Market Squeezing Japan

August 24, 2010

The Nikkei-225 closed at 8,995, the first sub-9000 closing since May 6, 2009.  The daily drop of 1.3% brought the cumulative decline since April 5, 2010 to 20.7%, thus qualifying as an official bear market.  The yen advanced 0.9% against the dollar, touching a 15-year high of 84.15.  The yen also hit a 9-year high of 106.1 per euro.  Japanese Finance Minister Noda reiterated the G-7’s opposition to disorderly foreign exchange rate movements, which focuses upon market conditions rather than particular levels.  Traders do not expect the Ministry of Finance to sell yen and are calling the bluff of officials.  The 10-year JGB yield slid another two basis points to 0.93%.

Equities also fell by 1.1% in Australian and Hong Kong, 0.5% in Thailand and India, and 0.4% in Indonesia, Taiwan and South Korea.  In Europe, the Paris Cac, British Ftse, and German Dax have weakened by 1.3%, 1.1%, and 1.0%. 

The dollar has strengthened on risk aversion-related demand by 0.8% against sterling and the Australian dollar, 0.5% against the Canadian dollar, New Zealand dollar and euro and 0.4% against the Swiss franc.

Ten-year German bund and British gilt yields fell five basis points to record lows.  Nobel prize winner Joseph Stiglitz warned that Europe may be heading to a double-dip recession because of excessive fiscal restraint.  Bank of England policymaker Martin Weale also spoke of the danger of a double-dip recession in Britain.

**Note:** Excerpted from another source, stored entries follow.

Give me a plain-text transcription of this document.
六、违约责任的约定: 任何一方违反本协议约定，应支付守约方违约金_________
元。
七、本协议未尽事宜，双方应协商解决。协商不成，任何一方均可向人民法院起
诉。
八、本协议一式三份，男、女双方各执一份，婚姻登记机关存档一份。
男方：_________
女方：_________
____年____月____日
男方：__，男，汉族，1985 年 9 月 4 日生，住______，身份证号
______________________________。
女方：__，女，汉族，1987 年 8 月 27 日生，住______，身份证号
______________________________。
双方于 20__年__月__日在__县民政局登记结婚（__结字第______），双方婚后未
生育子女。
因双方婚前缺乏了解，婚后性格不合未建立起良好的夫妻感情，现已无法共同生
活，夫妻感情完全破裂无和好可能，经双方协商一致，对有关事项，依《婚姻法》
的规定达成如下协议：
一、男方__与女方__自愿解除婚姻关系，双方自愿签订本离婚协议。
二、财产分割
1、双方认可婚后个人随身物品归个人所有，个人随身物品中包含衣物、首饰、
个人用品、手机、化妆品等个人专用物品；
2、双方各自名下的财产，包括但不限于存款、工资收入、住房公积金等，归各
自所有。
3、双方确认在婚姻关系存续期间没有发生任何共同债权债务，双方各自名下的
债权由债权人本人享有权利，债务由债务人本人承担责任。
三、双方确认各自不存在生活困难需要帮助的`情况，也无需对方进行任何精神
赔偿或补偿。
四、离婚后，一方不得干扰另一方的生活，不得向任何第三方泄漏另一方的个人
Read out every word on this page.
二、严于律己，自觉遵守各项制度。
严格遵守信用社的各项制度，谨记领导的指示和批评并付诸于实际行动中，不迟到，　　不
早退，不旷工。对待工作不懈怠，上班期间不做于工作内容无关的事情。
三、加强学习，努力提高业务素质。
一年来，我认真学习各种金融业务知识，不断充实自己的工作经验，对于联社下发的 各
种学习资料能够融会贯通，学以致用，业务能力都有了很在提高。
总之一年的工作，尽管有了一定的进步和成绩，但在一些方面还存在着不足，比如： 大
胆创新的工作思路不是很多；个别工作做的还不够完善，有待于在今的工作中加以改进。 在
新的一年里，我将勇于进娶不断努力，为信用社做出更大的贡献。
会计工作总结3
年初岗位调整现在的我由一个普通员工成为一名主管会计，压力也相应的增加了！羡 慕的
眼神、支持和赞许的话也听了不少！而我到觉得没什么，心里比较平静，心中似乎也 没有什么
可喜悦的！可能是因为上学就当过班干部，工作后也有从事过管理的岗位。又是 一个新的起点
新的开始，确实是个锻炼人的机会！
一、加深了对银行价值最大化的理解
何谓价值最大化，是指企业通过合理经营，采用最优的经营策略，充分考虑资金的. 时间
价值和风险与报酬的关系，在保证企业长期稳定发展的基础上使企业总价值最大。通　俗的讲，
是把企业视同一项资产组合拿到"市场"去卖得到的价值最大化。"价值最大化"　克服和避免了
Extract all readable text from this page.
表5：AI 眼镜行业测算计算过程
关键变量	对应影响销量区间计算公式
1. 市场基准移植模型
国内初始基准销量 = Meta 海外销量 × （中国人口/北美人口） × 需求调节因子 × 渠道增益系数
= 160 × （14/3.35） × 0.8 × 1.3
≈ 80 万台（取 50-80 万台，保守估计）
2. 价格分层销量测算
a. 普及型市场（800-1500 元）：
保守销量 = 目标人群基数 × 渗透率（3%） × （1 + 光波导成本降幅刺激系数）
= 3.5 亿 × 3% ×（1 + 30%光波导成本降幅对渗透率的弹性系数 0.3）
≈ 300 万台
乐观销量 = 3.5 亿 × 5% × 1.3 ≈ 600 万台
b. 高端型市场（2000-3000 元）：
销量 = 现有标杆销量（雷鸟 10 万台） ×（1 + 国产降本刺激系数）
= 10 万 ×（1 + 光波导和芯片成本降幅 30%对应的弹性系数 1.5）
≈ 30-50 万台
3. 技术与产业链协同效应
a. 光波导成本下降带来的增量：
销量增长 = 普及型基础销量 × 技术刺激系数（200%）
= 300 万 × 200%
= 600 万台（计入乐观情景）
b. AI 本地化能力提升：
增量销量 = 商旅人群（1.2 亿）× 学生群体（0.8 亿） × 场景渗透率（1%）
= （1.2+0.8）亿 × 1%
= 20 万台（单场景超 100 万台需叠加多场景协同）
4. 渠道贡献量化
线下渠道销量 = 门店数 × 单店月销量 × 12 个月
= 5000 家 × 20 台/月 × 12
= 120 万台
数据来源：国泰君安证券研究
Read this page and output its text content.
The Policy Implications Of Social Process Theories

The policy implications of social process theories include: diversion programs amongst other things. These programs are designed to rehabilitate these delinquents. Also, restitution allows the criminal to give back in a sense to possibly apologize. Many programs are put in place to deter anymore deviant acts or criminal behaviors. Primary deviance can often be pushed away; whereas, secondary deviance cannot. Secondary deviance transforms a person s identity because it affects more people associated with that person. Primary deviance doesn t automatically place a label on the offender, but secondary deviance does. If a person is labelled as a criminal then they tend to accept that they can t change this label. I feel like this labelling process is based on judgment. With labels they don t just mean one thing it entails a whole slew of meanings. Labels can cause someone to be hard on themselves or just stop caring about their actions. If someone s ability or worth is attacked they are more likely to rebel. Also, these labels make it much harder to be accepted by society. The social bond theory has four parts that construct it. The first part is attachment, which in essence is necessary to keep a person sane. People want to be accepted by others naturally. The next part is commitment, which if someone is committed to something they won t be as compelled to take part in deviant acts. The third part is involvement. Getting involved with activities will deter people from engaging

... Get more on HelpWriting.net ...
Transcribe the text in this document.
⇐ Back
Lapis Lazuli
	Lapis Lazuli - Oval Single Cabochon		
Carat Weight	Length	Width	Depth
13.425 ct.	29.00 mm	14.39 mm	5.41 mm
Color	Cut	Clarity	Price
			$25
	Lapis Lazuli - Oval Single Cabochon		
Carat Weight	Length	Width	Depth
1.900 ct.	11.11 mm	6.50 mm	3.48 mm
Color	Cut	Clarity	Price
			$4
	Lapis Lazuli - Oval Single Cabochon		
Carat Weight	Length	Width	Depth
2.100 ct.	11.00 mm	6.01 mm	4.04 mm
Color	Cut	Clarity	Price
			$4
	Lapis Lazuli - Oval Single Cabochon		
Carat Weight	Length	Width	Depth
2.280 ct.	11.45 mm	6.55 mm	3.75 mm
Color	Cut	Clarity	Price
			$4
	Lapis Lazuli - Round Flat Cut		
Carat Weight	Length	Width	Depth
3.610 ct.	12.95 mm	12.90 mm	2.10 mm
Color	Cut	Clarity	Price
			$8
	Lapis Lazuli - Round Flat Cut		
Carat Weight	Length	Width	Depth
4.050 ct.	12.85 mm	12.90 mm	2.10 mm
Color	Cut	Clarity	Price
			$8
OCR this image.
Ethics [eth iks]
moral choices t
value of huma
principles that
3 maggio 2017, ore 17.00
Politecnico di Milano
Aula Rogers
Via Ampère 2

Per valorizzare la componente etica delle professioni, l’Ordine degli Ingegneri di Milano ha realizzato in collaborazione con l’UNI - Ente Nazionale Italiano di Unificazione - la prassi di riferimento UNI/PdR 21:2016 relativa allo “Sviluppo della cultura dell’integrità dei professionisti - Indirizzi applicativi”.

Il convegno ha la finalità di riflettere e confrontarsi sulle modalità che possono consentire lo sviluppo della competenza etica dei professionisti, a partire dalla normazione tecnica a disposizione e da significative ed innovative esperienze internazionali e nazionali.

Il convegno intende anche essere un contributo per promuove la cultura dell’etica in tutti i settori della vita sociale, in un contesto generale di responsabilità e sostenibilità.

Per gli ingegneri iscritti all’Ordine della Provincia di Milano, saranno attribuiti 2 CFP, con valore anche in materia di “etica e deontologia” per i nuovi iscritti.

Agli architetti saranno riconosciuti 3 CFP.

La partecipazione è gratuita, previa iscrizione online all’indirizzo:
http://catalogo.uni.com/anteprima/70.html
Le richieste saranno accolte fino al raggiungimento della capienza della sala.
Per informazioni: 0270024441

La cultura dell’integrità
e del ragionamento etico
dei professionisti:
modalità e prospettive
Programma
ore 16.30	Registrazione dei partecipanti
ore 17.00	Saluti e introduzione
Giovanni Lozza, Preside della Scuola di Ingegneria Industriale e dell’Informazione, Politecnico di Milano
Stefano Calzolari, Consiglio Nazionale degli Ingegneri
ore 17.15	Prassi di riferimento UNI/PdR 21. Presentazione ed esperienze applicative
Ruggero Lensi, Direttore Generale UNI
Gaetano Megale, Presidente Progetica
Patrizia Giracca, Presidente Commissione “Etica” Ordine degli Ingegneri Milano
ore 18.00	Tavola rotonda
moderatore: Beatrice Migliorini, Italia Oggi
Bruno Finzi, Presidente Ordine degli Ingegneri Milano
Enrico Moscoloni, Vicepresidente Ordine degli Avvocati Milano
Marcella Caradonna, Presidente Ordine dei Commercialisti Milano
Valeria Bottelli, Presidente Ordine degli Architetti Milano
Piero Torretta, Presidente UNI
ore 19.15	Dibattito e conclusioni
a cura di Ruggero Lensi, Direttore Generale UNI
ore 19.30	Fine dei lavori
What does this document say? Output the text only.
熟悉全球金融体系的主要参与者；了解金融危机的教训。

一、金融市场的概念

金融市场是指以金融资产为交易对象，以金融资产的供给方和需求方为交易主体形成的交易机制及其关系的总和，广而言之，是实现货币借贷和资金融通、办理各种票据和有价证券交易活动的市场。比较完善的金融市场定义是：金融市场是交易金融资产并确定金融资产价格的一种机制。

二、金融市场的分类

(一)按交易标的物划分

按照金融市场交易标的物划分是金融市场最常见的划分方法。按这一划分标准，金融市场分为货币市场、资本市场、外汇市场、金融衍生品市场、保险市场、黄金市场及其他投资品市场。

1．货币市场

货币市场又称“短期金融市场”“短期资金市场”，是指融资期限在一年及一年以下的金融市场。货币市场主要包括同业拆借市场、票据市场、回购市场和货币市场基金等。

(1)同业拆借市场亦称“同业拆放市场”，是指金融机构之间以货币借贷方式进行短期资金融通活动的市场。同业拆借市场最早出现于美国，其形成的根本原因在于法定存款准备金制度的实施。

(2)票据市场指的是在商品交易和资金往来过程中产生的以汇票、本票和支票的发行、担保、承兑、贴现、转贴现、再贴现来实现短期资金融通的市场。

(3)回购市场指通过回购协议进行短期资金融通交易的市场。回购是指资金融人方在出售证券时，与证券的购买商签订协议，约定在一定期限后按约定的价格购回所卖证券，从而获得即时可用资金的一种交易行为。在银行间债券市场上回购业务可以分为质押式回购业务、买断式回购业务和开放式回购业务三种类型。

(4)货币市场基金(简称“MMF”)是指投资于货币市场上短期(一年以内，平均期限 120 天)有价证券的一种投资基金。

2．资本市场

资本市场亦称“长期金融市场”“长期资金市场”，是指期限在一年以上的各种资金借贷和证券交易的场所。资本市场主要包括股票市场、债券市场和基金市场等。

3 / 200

Oil and gold prices dropped 1.2% and 0.7% to $72.24 per barrel and $1219.80 per ounce.

Industrial orders in the euro area jumped 2.5% in June on top of May’s 4.1% leap.  Such were 22.6% greater than in June 2006.  Orders for capital goods rose 4.7% in May and another 5.3% in June.  The level of total orders was 3.0% greater than the 2Q10 average.  Orders in the second quarter advanced 35.9% annualized from the first-quarter mean.

Germany released details of GDP growth last quarter.  Real GDP expanded 2.2% (not annualized).  Consumption grew 0.6% and made a 0.3 percentage point (ppt) contribution to the GDP growth rate.  These were somewhat bigger than anticipated.  Investment soared 4.7%, with machinery and equipment up 4.4% and construction climbing 5.2%.  Investment enhanced GDP growth by 1.2 ppts, and net exports contributed another 0.8 ppts.  On-year GDP growth doubled to 4.1% from 2.1% in the year to 1Q10.  GDP had dropped 6.8% in the previous statement year to 2Q09.  A member of the German Council of Economic Advisors warned that growth would be slower in the second half of this year.

Germany’s Federal government deficit amounted to 3.5% of GDP in 1H10.

British mortgage approvals totaled 33,698 in July with a value of Gbp 4.975 billion according to figures reported by the British Bankers Association.  Both figures were at five-month lows.

Czech business sentiment rose a tenth of a point to 11.7 in August, but consumer confidence sagged 3.5 points to minus 11.8.  Polish retail sales grew 3.2% in July, exceeding expectations.  Poland’s central bank is not expected to announce any change in its 3.5% benchmark interest rate after today’s meeting.  Central banks in Hungary and Israel yesterday announced no change in their policy rates.

Swedish jobs posted a smaller 0.6% on-year decline in 2Q10 after dropping 1.5% in the year to 1Q10.

Real GDP in South Africa decelerated more sharply than expected to an annualized 3.2% pace last quarter from 4.6% in the first quarter of 2010.  GDP was 3.0% higher than in 2Q09.

Scheduled North American data releases today include U.S. existing home sales and weekly chain store sales, plus Canadian retail sales.